O Anel de Giges

 

Esta é uma alegoria narrada por Platão no livro II de “A Republica”

AnelGiges

Giges era um pastor que servia na casa do então soberano da Lídia.

Devido a uma grande tempestade e um tremor de terra, rasgou-se o solo e abriu-se uma fenda no local onde ele apascentava seu rebanho.

Admirado ao ver tal coisa, desceu por lá e contemplou, entre outras maravilhas, um cavalo de bronze, oco, com algumas aberturas, e espreitando através delas viu lá dentro um cadáver, aparentemente maior do que um homem, e que não tinha mais nada senão um anel de ouro na mão.

Arrancou-lhe e saiu. Ora, como os pastores se tivessem reunido, da maneira habitual, a fim de comunicarem ao rei, todos os meses, o que dizia respeito aos rebanhos, Giges foi lá também, com o seu anel.

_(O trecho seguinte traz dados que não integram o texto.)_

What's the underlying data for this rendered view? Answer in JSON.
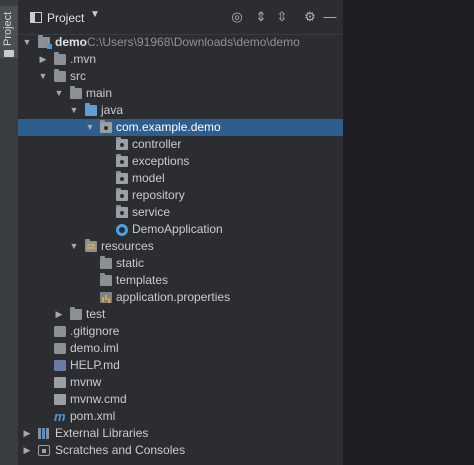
{
  "sidebar": {
    "tab_label": "Project"
  },
  "toolbar": {
    "title": "Project",
    "dropdown_glyph": "▼",
    "buttons": [
      {
        "name": "locate-icon",
        "glyph": "◎"
      },
      {
        "name": "expand-all-icon",
        "glyph": "⇕"
      },
      {
        "name": "collapse-all-icon",
        "glyph": "⇳"
      },
      {
        "name": "gear-icon",
        "glyph": "⚙"
      },
      {
        "name": "minimize-icon",
        "glyph": "—"
      }
    ]
  },
  "tree": {
    "demo": {
      "label": "demo",
      "path": "C:\\Users\\91968\\Downloads\\demo\\demo"
    },
    "mvn": ".mvn",
    "src": "src",
    "main": "main",
    "java": "java",
    "package": "com.example.demo",
    "controller": "controller",
    "exceptions": "exceptions",
    "model": "model",
    "repository": "repository",
    "service": "service",
    "app": "DemoApplication",
    "resources": "resources",
    "static": "static",
    "templates": "templates",
    "properties": "application.properties",
    "test": "test",
    "gitignore": ".gitignore",
    "iml": "demo.iml",
    "help": "HELP.md",
    "mvnw": "mvnw",
    "mvnwcmd": "mvnw.cmd",
    "pom": "pom.xml",
    "ext": "External Libraries",
    "scratches": "Scratches and Consoles"
  }
}
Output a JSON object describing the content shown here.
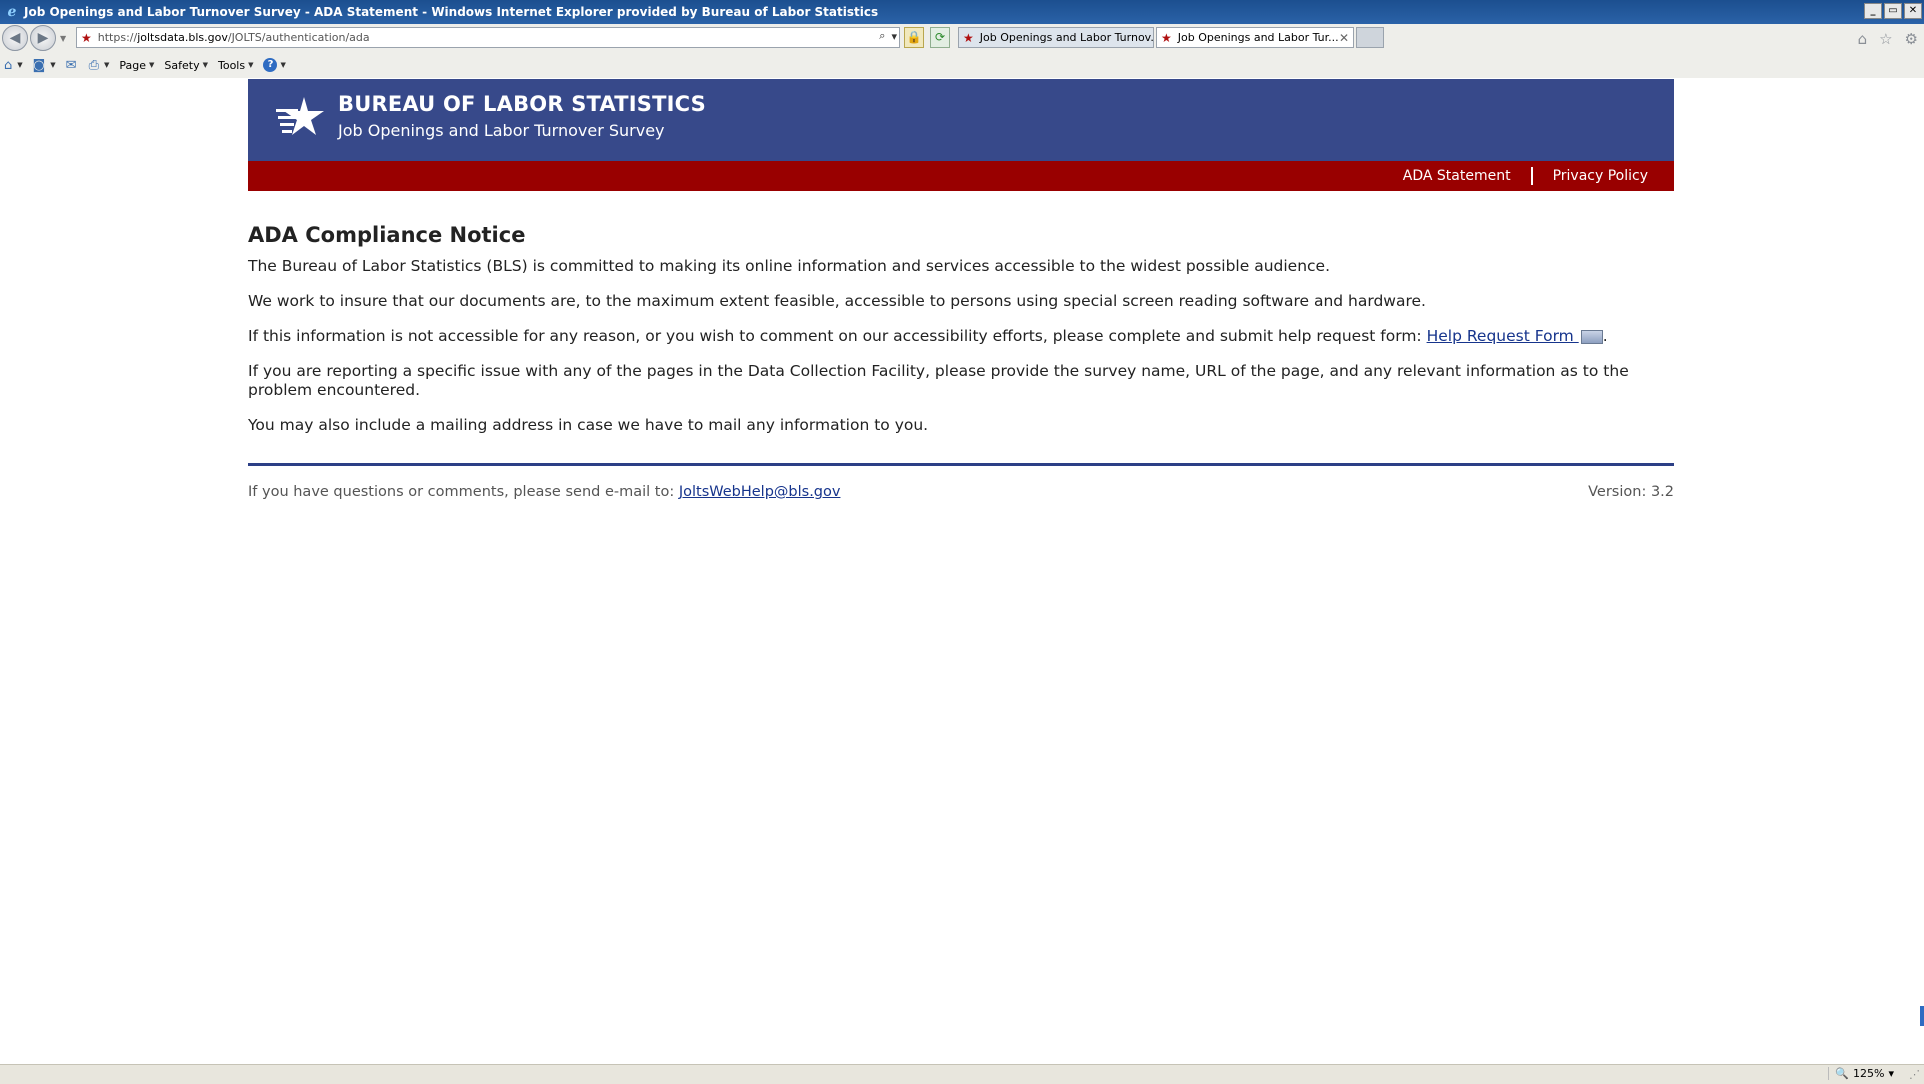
{
  "window": {
    "title": "Job Openings and Labor Turnover Survey - ADA Statement - Windows Internet Explorer provided by Bureau of Labor Statistics",
    "buttons": {
      "minimize": "_",
      "restore": "▭",
      "close": "✕"
    }
  },
  "addressbar": {
    "url_prefix": "https://",
    "url_host": "joltsdata.bls.gov",
    "url_path": "/JOLTS/authentication/ada",
    "search_glyph": "⌕",
    "dropdown_glyph": "▾",
    "lock_glyph": "🔒",
    "refresh_glyph": "⟳"
  },
  "tabs": [
    {
      "label": "Job Openings and Labor Turnov...",
      "active": false
    },
    {
      "label": "Job Openings and Labor Tur...",
      "active": true,
      "close": "✕"
    }
  ],
  "commandbar": {
    "page": "Page",
    "safety": "Safety",
    "tools": "Tools",
    "help": "?"
  },
  "header": {
    "agency": "BUREAU OF LABOR STATISTICS",
    "survey": "Job Openings and Labor Turnover Survey",
    "nav": {
      "ada": "ADA Statement",
      "privacy": "Privacy Policy"
    }
  },
  "content": {
    "heading": "ADA Compliance Notice",
    "p1": "The Bureau of Labor Statistics (BLS) is committed to making its online information and services accessible to the widest possible audience.",
    "p2": "We work to insure that our documents are, to the maximum extent feasible, accessible to persons using special screen reading software and hardware.",
    "p3_text": "If this information is not accessible for any reason, or you wish to comment on our accessibility efforts, please complete and submit help request form: ",
    "p3_link": "Help Request Form ",
    "p3_end": ".",
    "p4": "If you are reporting a specific issue with any of the pages in the Data Collection Facility, please provide the survey name, URL of the page, and any relevant information as to the problem encountered.",
    "p5": "You may also include a mailing address in case we have to mail any information to you."
  },
  "footer": {
    "text": "If you have questions or comments, please send e-mail to: ",
    "email": "JoltsWebHelp@bls.gov",
    "version": "Version: 3.2"
  },
  "statusbar": {
    "zoom": "125%"
  },
  "colors": {
    "header_blue": "#37498a",
    "header_red": "#990000",
    "divider": "#2c3f86"
  }
}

Estando ele, pois, sentado em meio aos outros, deu por acaso uma volta ao engaste do anel para dentro, em direção à parte interna da mão, e, ao fazer isso, tornou-se invisível para os que estavam ao lado, os quais falavam dele como se tivesse ido embora. Admirado, passou de novo a mão pelo anel e virou para fora o engaste. Assim que o fez, tornou-se visível.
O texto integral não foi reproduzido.